Louisiana Governor Bobby Jindal is sometimes mentioned as a McCain VP. So isn't it handy that he has experience as an exorcist? I can see it now: Vice President Jindal is presiding over the Senate when some crazy-assed thing Senator Inhofe says about global warming makes Harry Reid's head spin. As soon as Reid's eyes come around to the front again, there's Jindal with the Holy Scripture in his hand. "Out, demon, out!" he commands.

Pollster.com graphs the changing party identification of people in Wisconsin: Democrats rising, Independents and Republicans sinking. This may not be a swing state any more.

A few weeks ago I linked to a video that compressed the Democratic presidential race so far into seven minutes. Well, now that the race is complete, it takes eight minutes.

4 comments:

Anonymous said...

Senator Obama is NOT a Dirty Muslim!


"What you won't hear from this campaign or this party is the kind of politics that uses religion as a wedge," says Mr. Obama, while denouncing statements of him being a Muslim as a smear. Why is the presidential candidate who claims to be religiously inclusive is treating the word "Muslim" as an insult? Apparently, it is OK for Mr. Obama to be associated with terrorists like William Ayers or racists like Jeremiah Wright, but God forbid somebody would call him a Muslim! No, he won't stand for that kind of smear! We admit that most terrorists are Muslims, but most Muslims are not terrorists and the statement on Mr. Obama's website is insulting to hundreds of millions of people.

How could a man who discards his family heritage in favor of political expediency be even considered for presidency of the United States? Where are all the so-called "Islamic civil rights groups" like CAIR, MPAC, ISNA, MAS, etc. who are quick to defend every Islamic terrorist, but are silent when Muslims in general are being denigrated? Would Mr. Obama have the same reaction if someone claimed that he was raised as a Jew? We sincerely doubt that.

Muslims Against Sharia demand immediate removal of "SMEAR: Barack Obama is a Muslim" statement from the official Barack Obama's website as well as an apology for giving the word "Muslim" a negative connotation.

http://muslimsagainstsharia.blogspot.com/2008/06/senator-obama-is-not-dirty-muslim.html

Doug Muder said...

Spreading untruths about someone can be a smear even if there's nothing wrong with the people the untruths associate him with. It would also be a smear to say that Obama is secretly female (or Hillary Clinton is secretly male) even though there's nothing wrong with being female (or male).

Two things make "Obama is a Muslim" a smear, in my opinion, and neither has anything to do with whether Muslims are "dirty" or "terrorists" or whatever -- charges that Obama's web site doesn't make.

First is the intention of the people spreading the rumor.
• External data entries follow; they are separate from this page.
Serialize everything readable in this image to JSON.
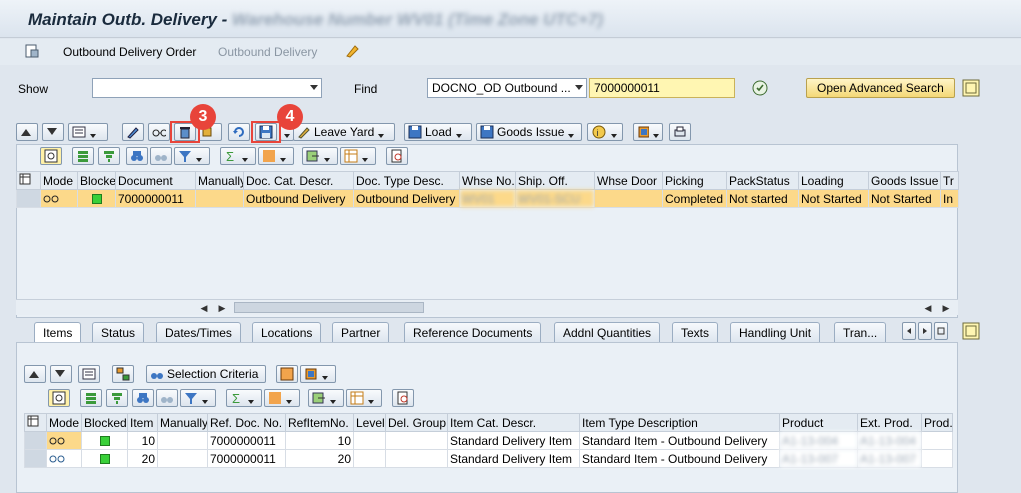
{
  "title": {
    "main": "Maintain Outb. Delivery - ",
    "blurred": "Warehouse Number WV01 (Time Zone UTC+7)"
  },
  "menu": {
    "item1": "Outbound Delivery Order",
    "item2": "Outbound Delivery"
  },
  "search": {
    "show_label": "Show",
    "show_value": "",
    "find_label": "Find",
    "find_value": "DOCNO_OD Outbound ...",
    "find_input": "7000000011",
    "advanced_button": "Open Advanced Search"
  },
  "toolbar": {
    "leave_yard": "Leave Yard",
    "load": "Load",
    "goods_issue": "Goods Issue"
  },
  "callouts": {
    "delete": "3",
    "save": "4"
  },
  "upper_table": {
    "headers": [
      "Mode",
      "Blocked",
      "Document",
      "Manually",
      "Doc. Cat. Descr.",
      "Doc. Type Desc.",
      "Whse No.",
      "Ship. Off.",
      "Whse Door",
      "Picking",
      "PackStatus",
      "Loading",
      "Goods Issue",
      "Tr"
    ],
    "rows": [
      {
        "document": "7000000011",
        "doc_cat": "Outbound Delivery",
        "doc_type": "Outbound Delivery",
        "whse": "WV01",
        "ship": "WV01-SCU",
        "picking": "Completed",
        "pack": "Not started",
        "loading": "Not Started",
        "gi": "Not Started",
        "tr": "In"
      }
    ]
  },
  "tabs": [
    "Items",
    "Status",
    "Dates/Times",
    "Locations",
    "Partner",
    "Reference Documents",
    "Addnl Quantities",
    "Texts",
    "Handling Unit",
    "Tran..."
  ],
  "lower_toolbar": {
    "selection_criteria": "Selection Criteria"
  },
  "lower_table": {
    "headers": [
      "Mode",
      "Blocked",
      "Item",
      "Manually",
      "Ref. Doc. No.",
      "RefItemNo.",
      "Level",
      "Del. Group",
      "Item Cat. Descr.",
      "Item Type Description",
      "Product",
      "Ext. Prod.",
      "Prod."
    ],
    "rows": [
      {
        "item": "10",
        "ref_doc": "7000000011",
        "ref_item": "10",
        "item_cat": "Standard Delivery Item",
        "item_type": "Standard Item - Outbound Delivery",
        "product": "A1-13-004",
        "ext": "A1-13-004"
      },
      {
        "item": "20",
        "ref_doc": "7000000011",
        "ref_item": "20",
        "item_cat": "Standard Delivery Item",
        "item_type": "Standard Item - Outbound Delivery",
        "product": "A1-13-007",
        "ext": "A1-13-007"
      }
    ]
  },
  "colors": {
    "accent": "#f4d877",
    "selected_row": "#fcd98a",
    "callout": "#e8443a",
    "status_ok": "#39d039"
  }
}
They're not spreading it to do Obama any favors. The rumor is being spread among people who are prejudiced against Muslims in order to extend that prejudice to Obama. (If Muslims were emailing each other to say, "I think he's really one of us" -- that wouldn't be a smear, just wishful thinking.)

Second is the implication that everything Obama has told us about his religion is a lie. There's no way to say "Obama is a Muslim" without also saying "Obama is a liar."

Compare this against your own experience, muslims against sharia. No doubt a lot of the Muslims who are for Sharia accuse you of not really being a Muslim. If they said you were secretly Catholic, wouldn't you regard that as a smear?

Anonymous said...

Doug, if you are too dumb to understand the difference between simple words such as "lie" and "smear", there is no point of continuing the discussion.

Doug Muder said...

I'm content to let the readers of this blog come to their own conclusions about the exchange above.